Em 1938, o primeiro número da revista Action Comics abria com uma página que narrava em poucos quadros a origem de um novo herói: o Superman. Na segunda, ele já aparecia no meio de uma corrida contra o tempo para salvar uma moça inocente. O leitor era atirado já para dentro da história em andamento e é também essa a escolha de Superman (2025), a nova versão do super-herói, agora escrita e dirigida por James Gunn, em um filme que estreia hoje nos cinemas.
Em um breve letreiro, é lembrada ao espectador de maneira brevíssima a origem do herói e informado que ele acabou de perder, pela primeira vez, uma luta. A primeira imagem do personagem é ele despencando do céu em alguma região polar e, arrebentado, assovia chamando a segunda presença do filme, o cachorrinho (de capa) Krypto.
Responsável pelos três Guardiões da Galáxia (2014/2017/2023) e por O Esquadrão Suicida (2021), Gunn construiu uma assinatura nesse subgênero de filmes de super-heróis. Lembram-se muito da trilha sonora esperta e cenas de ação inventivas. Mas o que também sua marca é a total falta de vergonha em colocar na tela os exageros e absurdos dos quadrinhos do gênero.
Se é para colocar na tela uma estrela do mar espacial gigante para ser combatida pelos heróis, como em O Esquadrão Suicida, ele coloca. Aqui, em uma cena, o Superman desabafa com Lois, em seu apartamento, enquanto, lá fora, vê-se pela janela outros super-heróis lutando ao longe contra algum monstro genérico. “É só um duende de outra dimensão. Eles dão conta”, diz o herói para Lois Lane.
Esse é o mundo já estabelecido no qual o espectador cai de paraquedas em Superman. As coisas já estão acontecendo, há mínimas explicações (ou nenhuma). O vilão Luthor solta um monstro gigante em Metrópolis só para distrair o herói. De onde vem esse monstro? O filme toma a clara postura de simplesmente não se importar com isso e o espectador caxias que tudo bem justificado deve sofrer.
Para Gunn, esses absurdos típicos do gibi são um elemento a mais de humor e carisma para um filme de super-herói e vai, totalmente, na contramão da seriedade com que algumas produções querem ver o subgênero. Aqui há muita cor e o alto astral dá as cartas. O filme é uma delícia de assistir como há muito tempo a DC não consegue fazer.
Isso não quer dizer que não haja sentimentos levados a sério na história: outra marca do diretor-roteirista é abrir espaço para emoção no meio da diversão. Assim, Clark e Lois (David Corenswet e Rachel Brosnahan, duas escolhas certeiras) expõem suas diferenças (“Eu desconfio de todo mundo e você confia em todo mundo”) e o filme faz breves, mas visíveis observações políticas.
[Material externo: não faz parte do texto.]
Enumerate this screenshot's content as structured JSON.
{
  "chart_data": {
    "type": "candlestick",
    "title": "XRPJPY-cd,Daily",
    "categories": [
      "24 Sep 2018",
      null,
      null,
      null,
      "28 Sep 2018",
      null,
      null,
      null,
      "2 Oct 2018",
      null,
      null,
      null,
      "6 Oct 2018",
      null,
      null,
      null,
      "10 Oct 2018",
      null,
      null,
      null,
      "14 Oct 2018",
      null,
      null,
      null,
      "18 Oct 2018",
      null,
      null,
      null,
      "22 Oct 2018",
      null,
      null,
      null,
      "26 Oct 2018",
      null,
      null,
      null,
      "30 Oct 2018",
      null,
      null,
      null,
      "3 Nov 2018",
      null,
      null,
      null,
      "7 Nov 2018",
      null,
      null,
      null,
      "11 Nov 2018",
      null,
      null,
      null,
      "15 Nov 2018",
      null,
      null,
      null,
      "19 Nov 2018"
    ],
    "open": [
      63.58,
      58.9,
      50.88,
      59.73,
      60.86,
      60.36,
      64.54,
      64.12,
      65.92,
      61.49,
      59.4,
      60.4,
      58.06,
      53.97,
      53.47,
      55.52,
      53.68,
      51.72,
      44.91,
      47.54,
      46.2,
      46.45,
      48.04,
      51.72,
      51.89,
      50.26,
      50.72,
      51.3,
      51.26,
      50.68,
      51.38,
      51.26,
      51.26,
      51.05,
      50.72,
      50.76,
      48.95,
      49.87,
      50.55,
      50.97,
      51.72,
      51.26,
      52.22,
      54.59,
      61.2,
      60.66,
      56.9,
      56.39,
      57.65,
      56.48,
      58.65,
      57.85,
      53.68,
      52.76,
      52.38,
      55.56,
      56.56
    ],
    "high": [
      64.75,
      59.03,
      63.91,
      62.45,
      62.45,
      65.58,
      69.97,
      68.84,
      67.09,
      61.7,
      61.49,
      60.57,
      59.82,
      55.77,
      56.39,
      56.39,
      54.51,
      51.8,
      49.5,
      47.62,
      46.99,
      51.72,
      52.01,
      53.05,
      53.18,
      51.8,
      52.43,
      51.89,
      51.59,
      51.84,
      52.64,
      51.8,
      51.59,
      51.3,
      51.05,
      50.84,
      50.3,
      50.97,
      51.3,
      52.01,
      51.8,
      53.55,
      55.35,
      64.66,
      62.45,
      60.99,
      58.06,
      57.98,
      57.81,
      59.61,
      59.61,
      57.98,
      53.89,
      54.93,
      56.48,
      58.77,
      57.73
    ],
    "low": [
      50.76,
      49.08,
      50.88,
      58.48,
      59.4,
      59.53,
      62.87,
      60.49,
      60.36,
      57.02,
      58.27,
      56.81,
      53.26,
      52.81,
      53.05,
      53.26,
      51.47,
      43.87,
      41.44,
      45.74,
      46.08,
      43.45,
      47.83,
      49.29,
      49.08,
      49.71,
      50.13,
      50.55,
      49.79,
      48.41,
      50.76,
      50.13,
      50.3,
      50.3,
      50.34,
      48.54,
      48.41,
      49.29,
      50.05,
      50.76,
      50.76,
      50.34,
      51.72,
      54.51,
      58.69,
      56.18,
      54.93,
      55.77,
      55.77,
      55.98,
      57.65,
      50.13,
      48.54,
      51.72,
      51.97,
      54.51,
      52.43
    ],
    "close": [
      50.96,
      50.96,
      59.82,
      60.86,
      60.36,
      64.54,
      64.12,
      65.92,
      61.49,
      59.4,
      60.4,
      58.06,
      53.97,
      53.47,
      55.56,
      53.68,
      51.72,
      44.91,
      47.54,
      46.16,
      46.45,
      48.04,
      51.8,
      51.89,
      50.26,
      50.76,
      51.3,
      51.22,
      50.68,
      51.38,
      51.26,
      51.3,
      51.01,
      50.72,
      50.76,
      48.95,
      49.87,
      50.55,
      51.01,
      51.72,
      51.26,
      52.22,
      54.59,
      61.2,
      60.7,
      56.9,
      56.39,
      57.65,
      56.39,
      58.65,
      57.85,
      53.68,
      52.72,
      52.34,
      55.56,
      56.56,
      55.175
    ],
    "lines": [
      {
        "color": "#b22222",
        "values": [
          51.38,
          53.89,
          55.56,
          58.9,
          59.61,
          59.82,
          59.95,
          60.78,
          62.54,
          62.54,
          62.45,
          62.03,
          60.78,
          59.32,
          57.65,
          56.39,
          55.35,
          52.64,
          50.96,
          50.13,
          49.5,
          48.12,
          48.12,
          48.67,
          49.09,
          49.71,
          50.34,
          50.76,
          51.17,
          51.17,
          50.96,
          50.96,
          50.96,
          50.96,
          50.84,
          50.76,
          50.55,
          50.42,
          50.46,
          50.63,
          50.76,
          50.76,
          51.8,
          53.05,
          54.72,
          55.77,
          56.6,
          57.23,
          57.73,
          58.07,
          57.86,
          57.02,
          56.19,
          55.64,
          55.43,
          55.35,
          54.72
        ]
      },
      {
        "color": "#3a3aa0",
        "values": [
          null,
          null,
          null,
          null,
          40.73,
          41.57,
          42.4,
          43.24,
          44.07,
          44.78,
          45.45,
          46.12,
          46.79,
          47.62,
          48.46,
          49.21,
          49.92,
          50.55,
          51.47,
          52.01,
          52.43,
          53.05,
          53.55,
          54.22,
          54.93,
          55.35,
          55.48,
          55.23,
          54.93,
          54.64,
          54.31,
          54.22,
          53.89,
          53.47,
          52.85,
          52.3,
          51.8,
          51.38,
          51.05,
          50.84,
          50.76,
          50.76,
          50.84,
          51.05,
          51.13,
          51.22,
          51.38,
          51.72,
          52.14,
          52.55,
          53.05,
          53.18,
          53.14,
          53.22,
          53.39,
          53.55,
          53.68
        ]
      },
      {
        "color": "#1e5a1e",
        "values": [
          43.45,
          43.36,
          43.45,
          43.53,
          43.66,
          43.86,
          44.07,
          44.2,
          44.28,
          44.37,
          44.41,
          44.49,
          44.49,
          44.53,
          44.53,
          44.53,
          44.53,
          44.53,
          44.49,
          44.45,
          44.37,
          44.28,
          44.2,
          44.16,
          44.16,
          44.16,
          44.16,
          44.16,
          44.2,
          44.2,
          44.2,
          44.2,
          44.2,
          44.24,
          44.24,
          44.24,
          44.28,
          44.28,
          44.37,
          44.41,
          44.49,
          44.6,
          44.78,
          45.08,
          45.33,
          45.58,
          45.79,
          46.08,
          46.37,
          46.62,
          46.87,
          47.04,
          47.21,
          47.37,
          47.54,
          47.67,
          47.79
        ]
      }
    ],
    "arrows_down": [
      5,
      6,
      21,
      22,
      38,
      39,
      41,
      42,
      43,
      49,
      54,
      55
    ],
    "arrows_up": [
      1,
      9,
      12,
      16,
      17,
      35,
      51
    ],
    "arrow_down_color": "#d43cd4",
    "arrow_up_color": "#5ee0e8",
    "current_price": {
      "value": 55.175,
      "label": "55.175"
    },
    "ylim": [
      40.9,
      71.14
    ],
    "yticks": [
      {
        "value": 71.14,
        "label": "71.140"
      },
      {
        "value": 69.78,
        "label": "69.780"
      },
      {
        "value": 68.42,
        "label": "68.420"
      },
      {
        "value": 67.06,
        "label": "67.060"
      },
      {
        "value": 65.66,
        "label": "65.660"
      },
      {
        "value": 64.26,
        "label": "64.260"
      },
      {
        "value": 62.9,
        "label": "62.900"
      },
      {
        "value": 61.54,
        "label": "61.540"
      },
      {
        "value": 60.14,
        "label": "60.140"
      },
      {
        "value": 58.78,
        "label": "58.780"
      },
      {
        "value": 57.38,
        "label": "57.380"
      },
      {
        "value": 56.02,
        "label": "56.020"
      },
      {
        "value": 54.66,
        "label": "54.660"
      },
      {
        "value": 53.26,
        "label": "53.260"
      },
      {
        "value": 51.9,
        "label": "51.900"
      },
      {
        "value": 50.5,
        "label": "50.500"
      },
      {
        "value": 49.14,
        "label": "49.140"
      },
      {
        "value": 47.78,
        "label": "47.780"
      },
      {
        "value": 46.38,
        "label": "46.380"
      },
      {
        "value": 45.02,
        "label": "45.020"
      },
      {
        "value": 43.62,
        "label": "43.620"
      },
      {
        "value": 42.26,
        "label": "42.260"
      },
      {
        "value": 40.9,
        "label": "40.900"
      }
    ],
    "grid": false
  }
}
Logo no começo, o filme apresenta o impasse: Superman agiu para impedir uma guerra, sendo o pretenso invasor um aliado dos Estados Unidos. A analogia entre Israel e Palestina parece bem clara, assim como a postura do bilionário que não hesita em financiar uma guerra para lucro próprio. Qualquer semelhança com personagens reais não deve ser mera coincidência.
O filme tem tantas ideias e elementos que é incrível seu poder de síntese, mantendo-se perto das duas horas de projeção (quando os blockbusters têm facilmente passado das 2h30). O resultado é a alta rotação da história, em que muita coisa acontece e algumas passam bem rápido. O espectador pisca e pode perder os macaquinhos haters que espalham fake news na internet.
James Gunn sabe, no entanto, que ao escalar heróis do segundo time como o Sr. Incrível, o Lanterna Verde Guy Gardner, a Mulher-Gavião e o Metamorfo — nenhum sequer perto da importância de um Batman ou uma Mulher-Maravilha — ele não precisará aprofundá-los.
Lidar com o Superman é mexer com um personagem infinitamente maior que os de Guardiões da Galáxia e O Esquadrão Suicida, que podem ser ridicularizados e ninguém vai se importar. James Gunn soube dosar muito bem seu humor pop e iconoclasta com uma visão carinhosa do Superman: um personagem que defende sua visão de mundo e ética pessoal contrastando com um mundo cínico e cruel.
*Matéria publicada originalmente na edição impressa do dia 10 de julho de 2025.